BGSAM

Tarih: 23 Ocak 2017

Kasım Dal’ın Gizli Misyonu. Hadi artık başla yazmaya…

Hak ve Özgürlükler Partisi’nin (HÖH-DPS) 1990’da kurucusu ve 2001’e kadar Örgüt Sekreteri olan ve Genel Başkan Yardımcılığında bulunan yani partinin 2. adamı olan Osman Oktay yazıyor. 2016 sonunda çıkan “Bir Hayalin Çöküşü” kitabı Bulgaristan pazarında hemen kapışıldı. Eserinde, başından geçenleri, yapmak istese de yapamadıklarını, kenardan bakanların kardeş gibi anlaştıklarını anlattığı, oysa iki kuduz köpek gibi birbirini yedikleri Ahmet Doğanla olan gergin ve uzlaşmaz ilişkilerinden başka bir de, .çirkin tuzaklara düşürülüp kendisinin yönettiği partiden uzaklaştırılışını anlatıyor o.  Suya sabuna dokunmak istemeden yazdığı sayfaların satır arasından akan bir başka gerçek de var. Onun onurla bina ettiği makamına oturan ve kendini DPS-Kardinal’i ilan eden Kasim Dal’ın her zaman ve her yerde yenilgilerle sonuçlanan iğrenç oyunlarını çok ince bir ustalıkla herkesçe hemen kavrayabilecek bir dille sunuyor.

 

Bulgarca yazılmış “Bir Hayalin Çöküşü” nden dilimize çeviri yaparken “kardinal” sözünü şu anlamda kullandık. (Katoliklerde en büyük rütbeye sahip ruhani – HÖH içinde ise dolaplar çeviren karanlık kişi..)

 

Makamıma, iki elin öyle dolu geleceksin ki, geldiğini yükünü taşırken çıkardığın iniltiden anlayayım” deyen “lider” Dal’dır. O, bu tümceyle ünlenmiştir. Rüşvet almaktan çekinmeyen tek kişidir. 2001 – 2005 döneminde Simeon Sakskoburggotski ile DPS hükümet ortaklığında, DPS yönetimine değil de, yalnız Ahmet Doğan’a bağlı iş gören, Tarım Bakanı Mehmet Dikme ile Kasim Dal’in gizliği işbirliği dillere destan olmuştur. En büyük ustalıkları Bulgarların kuş konmaz çorak tarlalarını deniz kıyısında sahile sıfır konumlu arsalarla değiştirme işlerinde yasa dışı yollardan yaptıkları trampalarla meşhur olmuştur. Bulgarlar bu işleme “atla tavuk değişimi” adını vermiştir.

 

Kasim Dal bu işlemleri gerçekleştirirken korkmuyordu. Onu göklerde uçuran, parti başkan yardımcılığı, örgüt sekreterliği, milletvekilliği, iki dönem Halk Meclisi Güvenlik Komisyonu Başkanlığı görevleri ve Bulgaristan erkini fiilen yöneten mafya ile olan su sızmaz ilişkileriydi.
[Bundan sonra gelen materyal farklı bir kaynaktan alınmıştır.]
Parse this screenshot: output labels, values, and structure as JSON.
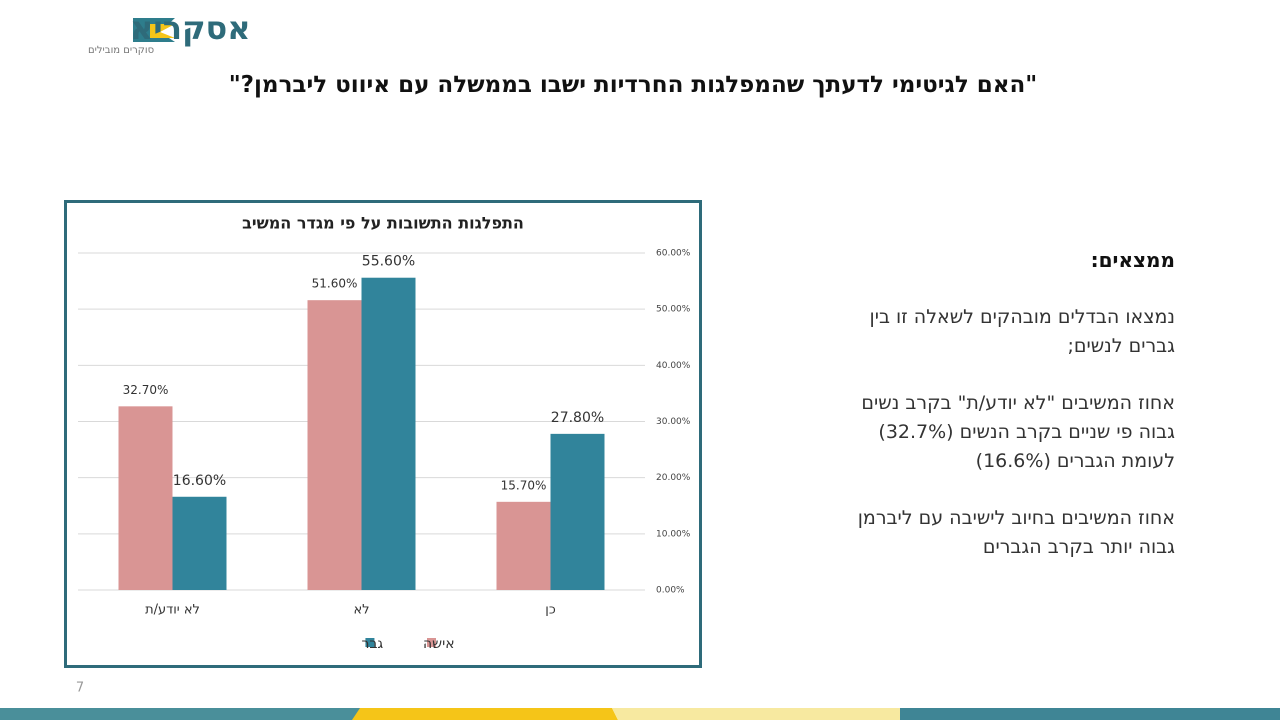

O 2002 -2012 yılları arasında “ben yönetenleri yönetenim” havalarına giren diktatör Ahmet Doğan’ın “keskin bıçağı” ve  elindeki “topuz” oldu. “Tüm karanlık işlerin ardında olan” ilk intibada dili tutkun, suskun, hatta dilini yutmuş adam ağır izlenimi, onun için ağır basandı.

 

Halkın gözünden uzak ve kimsenin işitmeyeceği bir şekilde ve devlet eliyle yapılan yerli dilimize “bir fırtına tuttu bizi” olarak giren onların en hain işlerinde çetin ceviz olarak kalan ve asla eritilemeyen biri şudur:

 

Sayfa 120: “Yargılanmış ve ”Belene” Ölüm Kampında, Stara Zagora, Pazarcık ve Sofya Merkez Hapishanesinde yatan 1 700 (bin yedi yüz) Türk mahkûm arasından 22 Aralık 1989’da yalnız Ahmet Doğan grubu salıverildi. Hapishanelerde kalanlar ancak 29 Nisan 1990’da Hak ve Özgürlük Hareketi’nin (DPS) mahkemede tescil işlemlerinin bitmesinden sonra  aklanıp salıverilme işlemine geçildi ve hepsi daha önce Türkiye’ye kovulan ailelerinin yanına sınır dışı edildiler. O gün bu gün bu kişilerden daha fazlası Bulgaristan’a gelmedi, çünkü hapishanelerden çıkmazdan önce her birine ayrı ayrı Bulgaristan toprağına bir daha ayak basmayacağına dair evrak imzalatılmıştı!  Bu işlemin Ahmet Doğan’ın ısrarı üzerine yapılması dikkat çekicidir.”

 

Daha sonraki yıllarda, bu kişilerden 446’sı Bulgaristan’da hala sonuçlanmayan Komünizm ve güya “soya dönüş” sürecinde Bulgaristan Türklerinin isimlerinin komünist rejim tarafından zorla değiştirilmesi suçlarının soruşturulması ve suçluların cezalandırılması davasında tanık olarak gösterilmiştir.

 

Osman Oktay bu gerçeğin yani siyasi mahkûmlarımızın izlerinin bir daha bulunamayacak şekilde silinmesinin olağanüstü büyük önemine değinirken şunları yazıyor:

 

Sayfa 121:

“ İsimlerin değiştirilmesi yıllarında tutuklanan ve yargılanan ve daha sonra sınır dışı edilip Türkiye’ye gönderilen siyasi mahkûmlar 2004’te Asenovgrat şehrinde “Hakikat” adlı Milli Savunma Merkezi kurdular. Mahkeme kaydını aldılar. Burgazlı Mehmet Mustafa Başkan seçildi. Bu örgütün temel ödevleri şunlardı:

  • Bulgaristan’da isimlerin zorla değiştirilirken işlenen suçlarla ilgili bütün gerçekleri açıklamak;
  • İşlenen suçların gerçek suçlularının bulunmasına yardım göstermek;
  • Suçlu bulunanların yargılanmasında yetkili yargı makamlarına yardımda bulunmak;
  • Mahkûmları korumak ve haklarının iade edilmesini ve onlara mali yardım gösterilmesini sağlamak.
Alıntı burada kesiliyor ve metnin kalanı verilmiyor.